Laws can't solve this problem, because lawmakers can be bought. Elections can't solve this problem either, because the problems are so deeply entrenched that even if we managed to elect leaders that truly do represent us, the ruling class have so much institutional power in other instruments of the state - the military, the police, the judiciary, the media, the education system, the civil service, the intelligence services (CIA, FBI, NSA, et al.) and so on - are controlled, directly or indirectly, by the ruling class. This is why we need a social revolution, we need to throw off the ruling class and never re-establish it. If there are rulers, then there will always be oppression.
I'd recommend taking a look at an anarchist FAQ for more information about the problems in society and how anarchism can solve them.
Again, I'm a clasical liberal. capitalism is a strawman so you can make arguements like the above. In some ways what I support looks like capitalism but only because and where it is a concequense of clasical liberalism.
note that I need to specify clasical liberal above. Modern liberals are different form us in many complev ways
The inevitable outcome of classical liberalism is fascism. A free market means the accumulation of wealth into fewer and fewer hands becomes inevitable. Then liberalism dies and is replaced by corporatiam. Classical liberalism is propaganda for capitalism. They made you a slave and called it freedom. And you love it.

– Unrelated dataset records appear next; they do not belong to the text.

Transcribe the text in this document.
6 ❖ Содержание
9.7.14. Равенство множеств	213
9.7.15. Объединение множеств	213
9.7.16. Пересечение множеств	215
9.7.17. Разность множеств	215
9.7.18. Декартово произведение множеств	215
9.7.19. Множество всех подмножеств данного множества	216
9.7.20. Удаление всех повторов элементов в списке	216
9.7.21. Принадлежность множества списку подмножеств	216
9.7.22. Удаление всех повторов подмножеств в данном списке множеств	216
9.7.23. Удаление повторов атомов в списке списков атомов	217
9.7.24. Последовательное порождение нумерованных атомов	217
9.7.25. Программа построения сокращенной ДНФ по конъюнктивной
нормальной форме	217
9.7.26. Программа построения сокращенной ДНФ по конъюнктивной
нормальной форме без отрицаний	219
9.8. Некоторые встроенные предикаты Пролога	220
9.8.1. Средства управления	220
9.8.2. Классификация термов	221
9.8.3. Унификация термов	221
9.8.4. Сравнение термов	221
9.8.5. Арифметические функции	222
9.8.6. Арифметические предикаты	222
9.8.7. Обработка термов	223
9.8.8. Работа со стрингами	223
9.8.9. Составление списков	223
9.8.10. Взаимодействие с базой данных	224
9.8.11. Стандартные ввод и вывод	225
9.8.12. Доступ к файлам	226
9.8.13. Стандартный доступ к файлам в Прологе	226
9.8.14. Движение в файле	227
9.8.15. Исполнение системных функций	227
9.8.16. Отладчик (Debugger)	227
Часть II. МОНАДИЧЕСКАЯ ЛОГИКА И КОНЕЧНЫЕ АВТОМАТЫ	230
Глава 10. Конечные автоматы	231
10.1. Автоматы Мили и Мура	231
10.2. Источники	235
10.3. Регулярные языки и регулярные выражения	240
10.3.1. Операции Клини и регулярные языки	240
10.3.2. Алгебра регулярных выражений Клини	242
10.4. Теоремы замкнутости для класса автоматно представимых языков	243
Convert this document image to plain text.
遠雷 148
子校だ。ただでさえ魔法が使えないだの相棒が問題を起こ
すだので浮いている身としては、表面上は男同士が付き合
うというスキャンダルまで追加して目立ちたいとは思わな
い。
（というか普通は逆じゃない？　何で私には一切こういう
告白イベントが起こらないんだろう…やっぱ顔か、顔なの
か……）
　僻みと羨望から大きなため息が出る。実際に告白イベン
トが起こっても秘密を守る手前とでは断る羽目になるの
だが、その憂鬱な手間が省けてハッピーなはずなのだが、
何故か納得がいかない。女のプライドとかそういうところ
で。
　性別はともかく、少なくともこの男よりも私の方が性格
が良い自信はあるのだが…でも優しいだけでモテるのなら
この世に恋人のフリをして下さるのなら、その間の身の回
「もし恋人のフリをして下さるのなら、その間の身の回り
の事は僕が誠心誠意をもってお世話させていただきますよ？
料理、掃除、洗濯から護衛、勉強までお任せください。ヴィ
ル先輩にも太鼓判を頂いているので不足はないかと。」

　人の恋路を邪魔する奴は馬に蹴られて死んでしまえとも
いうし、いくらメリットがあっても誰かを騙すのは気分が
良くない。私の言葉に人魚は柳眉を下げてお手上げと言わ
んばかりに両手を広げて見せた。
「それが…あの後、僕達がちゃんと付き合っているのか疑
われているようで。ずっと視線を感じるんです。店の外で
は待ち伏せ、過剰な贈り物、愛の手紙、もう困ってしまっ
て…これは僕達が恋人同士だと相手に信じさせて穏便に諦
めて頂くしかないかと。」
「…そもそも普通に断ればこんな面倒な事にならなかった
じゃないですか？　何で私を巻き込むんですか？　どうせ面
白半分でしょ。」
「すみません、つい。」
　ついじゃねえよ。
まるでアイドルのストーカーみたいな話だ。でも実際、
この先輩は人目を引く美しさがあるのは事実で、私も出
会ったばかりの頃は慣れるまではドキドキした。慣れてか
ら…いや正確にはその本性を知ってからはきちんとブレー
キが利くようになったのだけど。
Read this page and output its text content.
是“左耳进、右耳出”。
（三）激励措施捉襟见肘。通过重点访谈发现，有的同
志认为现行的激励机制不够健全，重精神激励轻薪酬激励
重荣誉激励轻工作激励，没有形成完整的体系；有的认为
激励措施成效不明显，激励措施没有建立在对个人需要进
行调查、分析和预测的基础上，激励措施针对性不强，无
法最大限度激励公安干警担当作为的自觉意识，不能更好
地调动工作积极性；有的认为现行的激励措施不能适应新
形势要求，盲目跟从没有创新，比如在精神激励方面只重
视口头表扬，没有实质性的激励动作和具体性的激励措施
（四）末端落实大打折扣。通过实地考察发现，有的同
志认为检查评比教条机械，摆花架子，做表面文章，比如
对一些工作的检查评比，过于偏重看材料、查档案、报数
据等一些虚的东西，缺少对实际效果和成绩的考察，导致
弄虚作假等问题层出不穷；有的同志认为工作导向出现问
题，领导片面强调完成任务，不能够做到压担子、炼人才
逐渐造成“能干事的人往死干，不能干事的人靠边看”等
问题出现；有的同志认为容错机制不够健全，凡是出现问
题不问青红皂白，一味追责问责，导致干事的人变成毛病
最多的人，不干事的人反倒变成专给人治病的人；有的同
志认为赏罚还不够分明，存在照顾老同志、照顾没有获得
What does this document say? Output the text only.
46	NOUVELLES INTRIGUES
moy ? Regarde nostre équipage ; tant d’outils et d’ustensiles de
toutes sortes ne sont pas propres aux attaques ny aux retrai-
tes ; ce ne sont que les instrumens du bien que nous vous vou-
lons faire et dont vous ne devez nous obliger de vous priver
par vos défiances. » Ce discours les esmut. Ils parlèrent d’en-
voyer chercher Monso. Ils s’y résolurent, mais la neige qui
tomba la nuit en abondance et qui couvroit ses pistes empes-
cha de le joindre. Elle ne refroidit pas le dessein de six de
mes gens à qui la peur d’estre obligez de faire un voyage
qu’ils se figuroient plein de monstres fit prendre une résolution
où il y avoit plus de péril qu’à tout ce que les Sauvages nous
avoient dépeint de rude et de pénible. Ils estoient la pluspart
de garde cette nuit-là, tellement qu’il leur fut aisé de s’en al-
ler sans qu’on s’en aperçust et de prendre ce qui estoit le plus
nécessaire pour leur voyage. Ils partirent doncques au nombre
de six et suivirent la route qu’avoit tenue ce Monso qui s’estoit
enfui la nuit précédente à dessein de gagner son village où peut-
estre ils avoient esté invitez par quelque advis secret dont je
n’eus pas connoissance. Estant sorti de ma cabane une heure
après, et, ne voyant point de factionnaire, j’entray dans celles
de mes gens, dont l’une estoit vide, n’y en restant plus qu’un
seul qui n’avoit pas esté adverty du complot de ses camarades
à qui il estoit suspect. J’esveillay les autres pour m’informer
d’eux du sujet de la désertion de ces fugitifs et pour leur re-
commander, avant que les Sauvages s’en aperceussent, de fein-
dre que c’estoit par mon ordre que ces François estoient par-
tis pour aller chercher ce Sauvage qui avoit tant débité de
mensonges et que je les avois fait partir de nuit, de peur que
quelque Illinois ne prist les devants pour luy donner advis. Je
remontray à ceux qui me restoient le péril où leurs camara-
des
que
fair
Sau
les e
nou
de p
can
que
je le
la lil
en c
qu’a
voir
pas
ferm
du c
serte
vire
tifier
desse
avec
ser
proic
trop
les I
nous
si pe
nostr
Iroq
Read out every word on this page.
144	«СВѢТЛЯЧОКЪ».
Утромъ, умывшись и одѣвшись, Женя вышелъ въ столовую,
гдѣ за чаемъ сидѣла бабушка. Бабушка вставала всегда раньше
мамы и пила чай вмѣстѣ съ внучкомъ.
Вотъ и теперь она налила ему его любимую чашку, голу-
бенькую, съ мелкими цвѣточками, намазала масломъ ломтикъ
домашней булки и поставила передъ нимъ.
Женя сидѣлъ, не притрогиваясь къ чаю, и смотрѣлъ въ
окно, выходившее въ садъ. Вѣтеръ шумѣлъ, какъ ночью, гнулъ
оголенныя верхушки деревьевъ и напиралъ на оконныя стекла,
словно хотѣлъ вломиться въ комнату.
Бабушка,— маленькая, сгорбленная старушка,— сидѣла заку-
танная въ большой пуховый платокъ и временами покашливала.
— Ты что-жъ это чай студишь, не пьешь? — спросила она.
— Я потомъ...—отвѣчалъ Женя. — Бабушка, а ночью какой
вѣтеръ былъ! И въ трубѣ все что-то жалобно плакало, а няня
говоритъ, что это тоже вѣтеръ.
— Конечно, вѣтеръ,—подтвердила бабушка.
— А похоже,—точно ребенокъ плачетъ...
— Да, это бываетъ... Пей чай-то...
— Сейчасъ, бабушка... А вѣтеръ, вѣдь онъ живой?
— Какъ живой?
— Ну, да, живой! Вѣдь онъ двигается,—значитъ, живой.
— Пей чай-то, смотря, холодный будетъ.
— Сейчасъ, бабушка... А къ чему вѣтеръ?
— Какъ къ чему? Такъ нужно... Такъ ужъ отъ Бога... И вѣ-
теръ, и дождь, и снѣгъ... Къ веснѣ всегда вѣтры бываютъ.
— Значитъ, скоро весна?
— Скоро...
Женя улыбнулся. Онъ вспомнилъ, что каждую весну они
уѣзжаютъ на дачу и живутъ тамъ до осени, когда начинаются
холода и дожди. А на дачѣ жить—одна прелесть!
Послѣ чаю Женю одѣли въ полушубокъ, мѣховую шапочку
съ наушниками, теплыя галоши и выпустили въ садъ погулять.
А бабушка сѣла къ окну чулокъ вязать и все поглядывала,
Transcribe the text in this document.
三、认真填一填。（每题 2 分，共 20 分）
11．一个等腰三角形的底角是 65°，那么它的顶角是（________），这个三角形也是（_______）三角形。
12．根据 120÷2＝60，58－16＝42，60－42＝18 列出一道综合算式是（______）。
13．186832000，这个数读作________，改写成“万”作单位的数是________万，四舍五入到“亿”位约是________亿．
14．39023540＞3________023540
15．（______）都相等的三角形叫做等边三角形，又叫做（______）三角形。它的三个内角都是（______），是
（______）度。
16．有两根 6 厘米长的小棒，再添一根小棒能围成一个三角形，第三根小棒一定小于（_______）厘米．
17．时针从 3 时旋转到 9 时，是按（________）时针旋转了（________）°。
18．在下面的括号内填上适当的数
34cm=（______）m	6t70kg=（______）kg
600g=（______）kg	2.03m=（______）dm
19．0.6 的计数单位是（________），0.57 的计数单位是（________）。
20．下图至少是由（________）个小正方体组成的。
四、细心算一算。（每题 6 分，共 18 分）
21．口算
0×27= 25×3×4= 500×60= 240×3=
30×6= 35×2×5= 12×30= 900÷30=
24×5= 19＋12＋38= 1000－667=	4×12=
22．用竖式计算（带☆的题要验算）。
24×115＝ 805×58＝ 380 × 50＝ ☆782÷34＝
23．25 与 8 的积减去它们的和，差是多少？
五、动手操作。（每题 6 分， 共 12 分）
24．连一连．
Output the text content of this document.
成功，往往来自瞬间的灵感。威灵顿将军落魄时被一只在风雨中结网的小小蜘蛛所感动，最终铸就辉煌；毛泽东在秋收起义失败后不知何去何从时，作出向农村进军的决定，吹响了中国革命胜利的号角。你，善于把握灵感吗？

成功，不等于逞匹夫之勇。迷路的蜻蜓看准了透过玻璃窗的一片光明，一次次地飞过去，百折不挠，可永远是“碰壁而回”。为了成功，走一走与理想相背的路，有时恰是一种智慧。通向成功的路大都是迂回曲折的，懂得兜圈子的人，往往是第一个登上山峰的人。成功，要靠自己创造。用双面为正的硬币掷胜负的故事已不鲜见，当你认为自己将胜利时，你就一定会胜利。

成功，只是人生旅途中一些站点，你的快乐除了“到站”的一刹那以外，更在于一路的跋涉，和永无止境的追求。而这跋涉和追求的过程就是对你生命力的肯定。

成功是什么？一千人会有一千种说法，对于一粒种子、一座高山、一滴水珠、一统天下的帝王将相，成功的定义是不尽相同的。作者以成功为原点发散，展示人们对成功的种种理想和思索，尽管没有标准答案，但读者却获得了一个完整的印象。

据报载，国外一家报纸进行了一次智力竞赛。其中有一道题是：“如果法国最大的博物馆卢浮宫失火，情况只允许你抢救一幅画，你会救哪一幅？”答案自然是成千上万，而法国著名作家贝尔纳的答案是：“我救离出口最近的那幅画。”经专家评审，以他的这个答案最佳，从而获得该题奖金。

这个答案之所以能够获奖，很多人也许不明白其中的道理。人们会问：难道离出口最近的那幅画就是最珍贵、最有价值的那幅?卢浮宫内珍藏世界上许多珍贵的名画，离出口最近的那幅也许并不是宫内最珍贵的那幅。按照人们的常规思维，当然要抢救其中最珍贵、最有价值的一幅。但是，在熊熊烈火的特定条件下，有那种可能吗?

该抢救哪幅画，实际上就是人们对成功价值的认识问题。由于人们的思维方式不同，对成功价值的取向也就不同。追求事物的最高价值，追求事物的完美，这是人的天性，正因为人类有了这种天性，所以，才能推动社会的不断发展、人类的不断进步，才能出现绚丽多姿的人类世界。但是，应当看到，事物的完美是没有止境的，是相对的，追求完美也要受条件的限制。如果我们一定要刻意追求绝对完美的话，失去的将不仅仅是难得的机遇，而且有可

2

Liberalism is a type of capitalism. It’s hard for me to understand why people can’t grasp this concept. It’s not a difficult one.
You have it backwards. liberalism came first and underlies capitalism.
the difierence is important because we e do capitalism because of liberalism - freedon - and not a devotion to capital.
You appear to be using the term "capitalism" in a confusing way. From etymonline:
Words can change meaning and all that, but when people complain about capitalism, they don't mean what you're talking about. You seem to mean something like "well-regulated free market", and other people mean "broken, exploitative system that worships greed"
That is why I object to capitalism - it is defined to be whatever socialists want to demean without reguard if that is even what is happening, if it is acceptable because of other benefits. It assumes capitalists are fine with corruption.
When in reality we are liberals who understand rule of law.